Working for Amazon is not easy. Although the benefits are quite rewarding, it’s a demanding workplace. In order to create some safety net for employees who stand the risk of getting fired, Amazon decided last year to launch a program called Pivot. The program was designed to help employees get back on track in line with Amazon’s standards.
But 18 months after the program was first implemented, it’s attracting the dissent of employees at the company. Some employees have questioned just how fair the program actually is. A new report by Bloomberg has revealed that employees are dissatisfied with the program, especially with the hearings. The Pivot program was launched in January 2017. At the time, Amazon was facing accusations of irresponsibly handling its employees and in response, the company decided to launch this program.
Pivot works in a simple way. Workers who find themselves on the list of the so-called “Performance Improvement Plan” are given three options. First, they can quit and get a severance pay. Secondly, employees can spend the next few months trying to prove their worth to the company by meeting a set of performance objectives, or finally face a panel of peers in a video conference like a trail in court.
The face-to-face panel was created to give employees a chance to appeal Amazon’s decisions to place them under the “performance improvement plan” category. It’s basically Amazon’s version of probation appeal. Employees have to appear through representation before a team of their peers together with their bosses and argue their case.
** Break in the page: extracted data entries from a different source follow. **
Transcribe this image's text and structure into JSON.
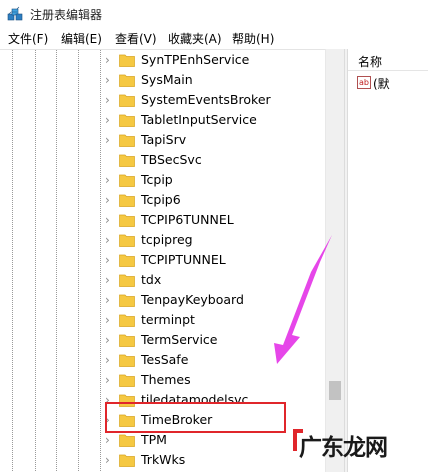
{
  "window": {
    "title": "注册表编辑器",
    "icon": "registry-cubes-icon"
  },
  "menu": [
    {
      "label": "文件(F)"
    },
    {
      "label": "编辑(E)"
    },
    {
      "label": "查看(V)"
    },
    {
      "label": "收藏夹(A)"
    },
    {
      "label": "帮助(H)"
    }
  ],
  "tree": {
    "items": [
      {
        "label": "SynTPEnhService",
        "expandable": true
      },
      {
        "label": "SysMain",
        "expandable": true
      },
      {
        "label": "SystemEventsBroker",
        "expandable": true
      },
      {
        "label": "TabletInputService",
        "expandable": true
      },
      {
        "label": "TapiSrv",
        "expandable": true
      },
      {
        "label": "TBSecSvc",
        "expandable": false
      },
      {
        "label": "Tcpip",
        "expandable": true
      },
      {
        "label": "Tcpip6",
        "expandable": true
      },
      {
        "label": "TCPIP6TUNNEL",
        "expandable": true
      },
      {
        "label": "tcpipreg",
        "expandable": true
      },
      {
        "label": "TCPIPTUNNEL",
        "expandable": true
      },
      {
        "label": "tdx",
        "expandable": true
      },
      {
        "label": "TenpayKeyboard",
        "expandable": true
      },
      {
        "label": "terminpt",
        "expandable": true
      },
      {
        "label": "TermService",
        "expandable": true
      },
      {
        "label": "TesSafe",
        "expandable": true
      },
      {
        "label": "Themes",
        "expandable": true
      },
      {
        "label": "tiledatamodelsvc",
        "expandable": true
      },
      {
        "label": "TimeBroker",
        "expandable": true
      },
      {
        "label": "TPM",
        "expandable": true
      },
      {
        "label": "TrkWks",
        "expandable": true
      }
    ]
  },
  "list": {
    "column_name": "名称",
    "first_value_name": "(默",
    "value_icon_text": "ab"
  },
  "colors": {
    "folder": "#F5C842",
    "highlight": "#E0262B",
    "arrow": "#E53CE8"
  },
  "watermark": {
    "text": "广东龙网"
  }
}
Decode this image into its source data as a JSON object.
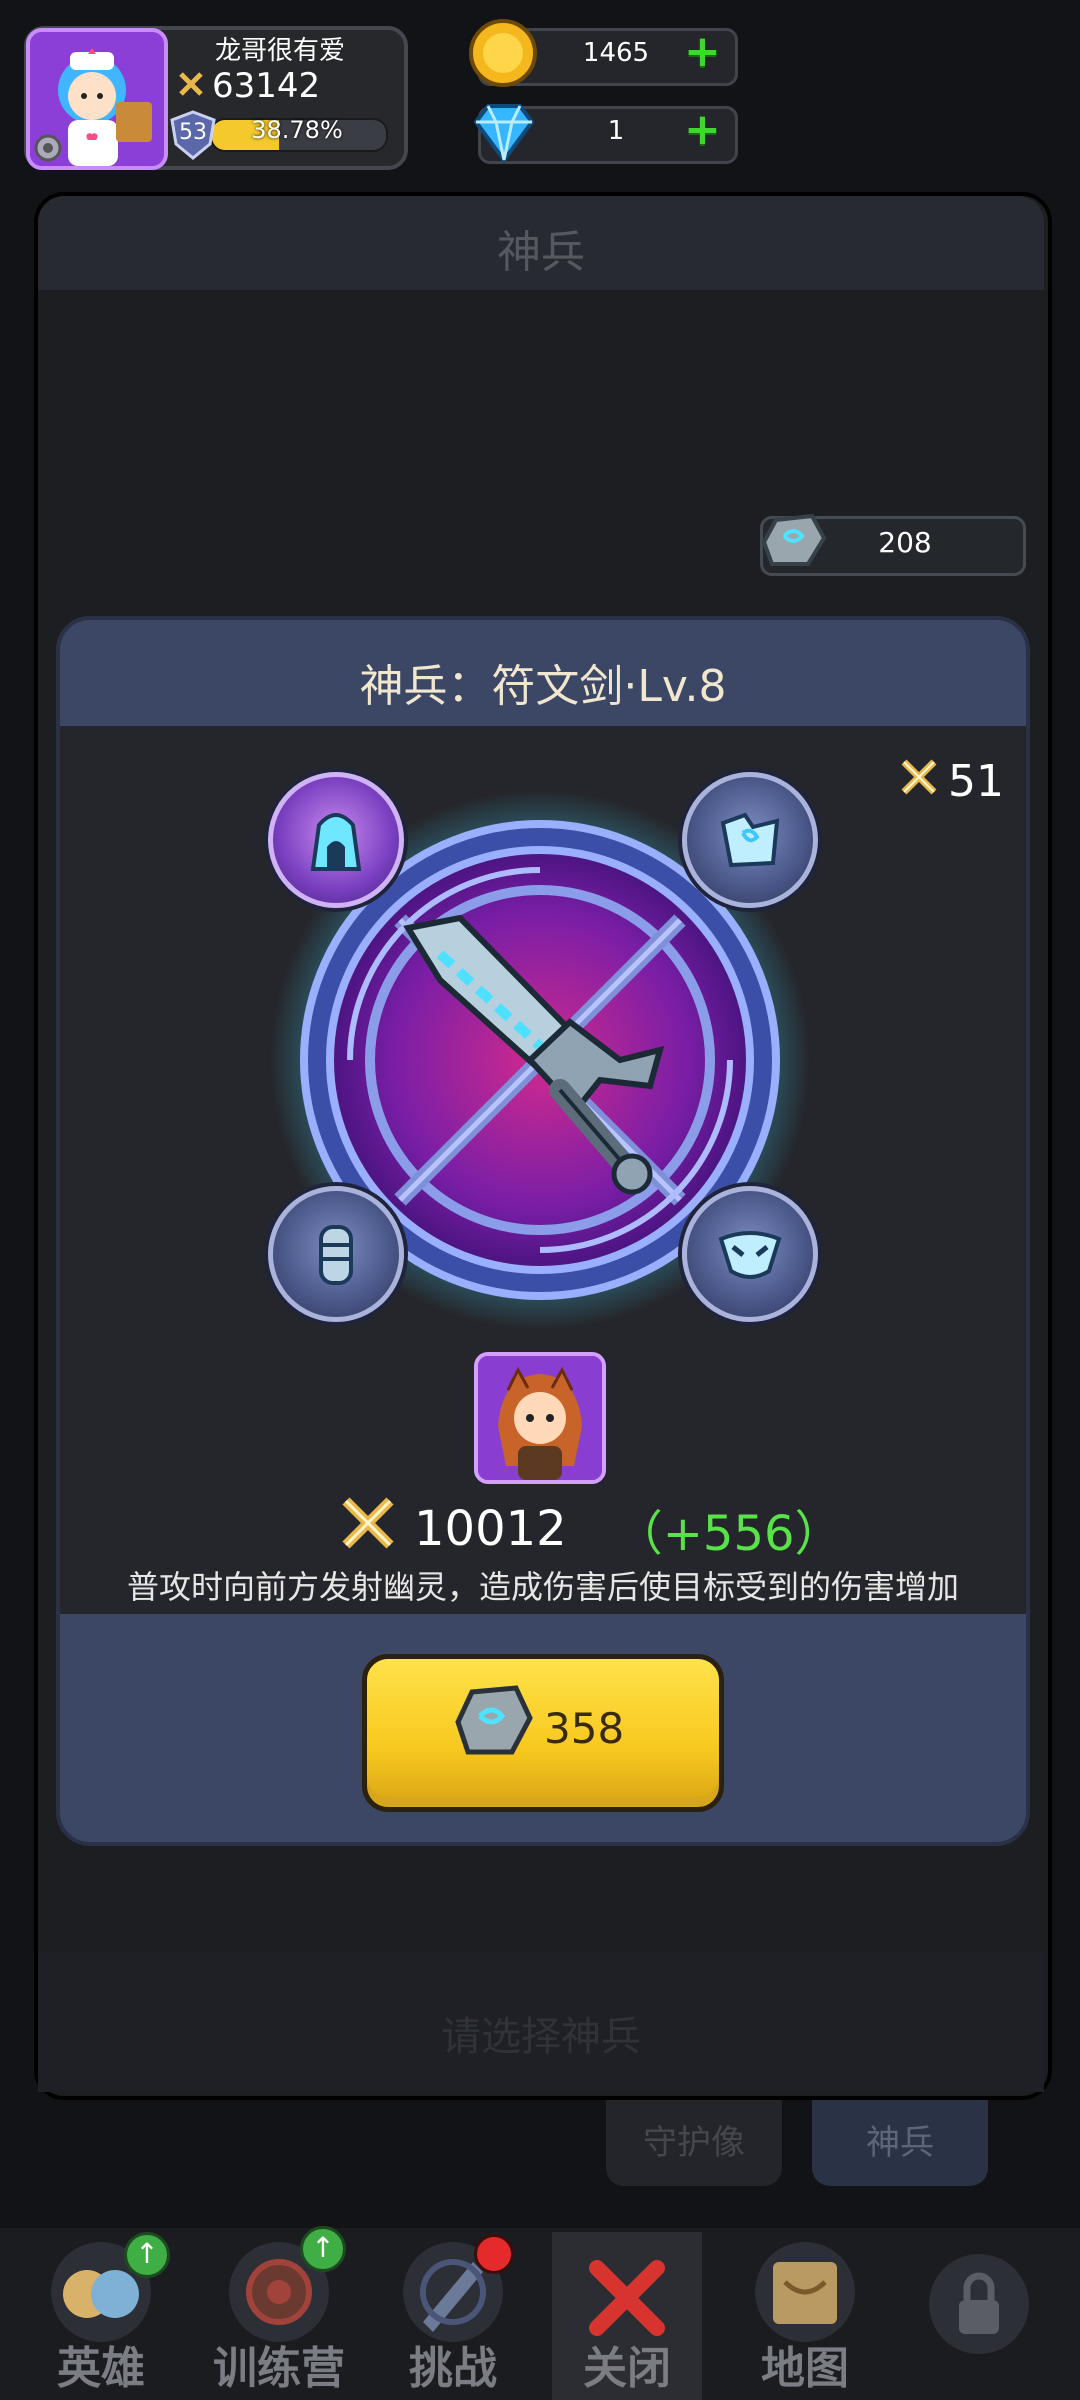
{
  "player": {
    "name": "龙哥很有爱",
    "power": "63142",
    "level": "53",
    "exp_percent_text": "38.78%",
    "exp_fraction": 0.3878
  },
  "currency": {
    "gold": "1465",
    "diamond": "1",
    "plus_symbol": "+"
  },
  "background_screen": {
    "title": "神兵",
    "rune_stone_count": "208",
    "hint": "请选择神兵",
    "tabs": [
      {
        "label": "守护像",
        "selected": false
      },
      {
        "label": "神兵",
        "selected": true
      }
    ]
  },
  "modal": {
    "title": "神兵：符文剑·Lv.8",
    "power": "51",
    "weapon_power": "10012",
    "power_bonus": "（+556）",
    "description": "普攻时向前方发射幽灵，造成伤害后使目标受到的伤害增加",
    "upgrade_cost": "358"
  },
  "nav": {
    "items": [
      {
        "label": "英雄",
        "icon": "heroes-icon",
        "badge": "upgrade"
      },
      {
        "label": "训练营",
        "icon": "training-camp-icon",
        "badge": "upgrade"
      },
      {
        "label": "挑战",
        "icon": "challenge-icon",
        "badge": "dot"
      },
      {
        "label": "关闭",
        "icon": "close-icon",
        "badge": null
      },
      {
        "label": "地图",
        "icon": "map-icon",
        "badge": null
      },
      {
        "label": "",
        "icon": "locked-icon",
        "badge": null
      }
    ]
  },
  "colors": {
    "accent_yellow": "#f8c91f",
    "bonus_green": "#5ae24b",
    "close_red": "#d8342f",
    "modal_blue": "#3c4766"
  }
}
However, it’s emerging from the Bloomberg report that these hearings are in fact a “Kangaroo court.” So, this is how the hearings work. First, both parties get statements from the opposing side in order to adequately prepare. Employees then get representation. They don’t have access to the live hearings. The only thing they have a say on is the choice of the panel hearing their case. Employees are given the chance to raise any concerns they have with either member of the three panelists chosen to hear their case. However, Amazon still retains the right to pick the panelists as it sees fit.
Although this may seem like a fair approach to help employees, it’s not as easy as it looks. A jury-style trial has its challenges and employees have to go through this stressful process until its completion. 70 percent of the people who went through these trials didn’t succeed in their appeal. As such, they were only left with the two options out of three listed above.
But even those who won did have a few challenges too in transitioning back to their teams. Amazon also offered an option to switch teams through its “career ambassadors” for appeal winners. Details about the Pivot program have never been shared. The only thing Amazon has ever said since the program was launched is that it’s happy with the progress it has made. The company also maintained that the program continues to get support from its employees. But the Bloomberg report saw it differently revealing that dissent towards the program among employees is growing.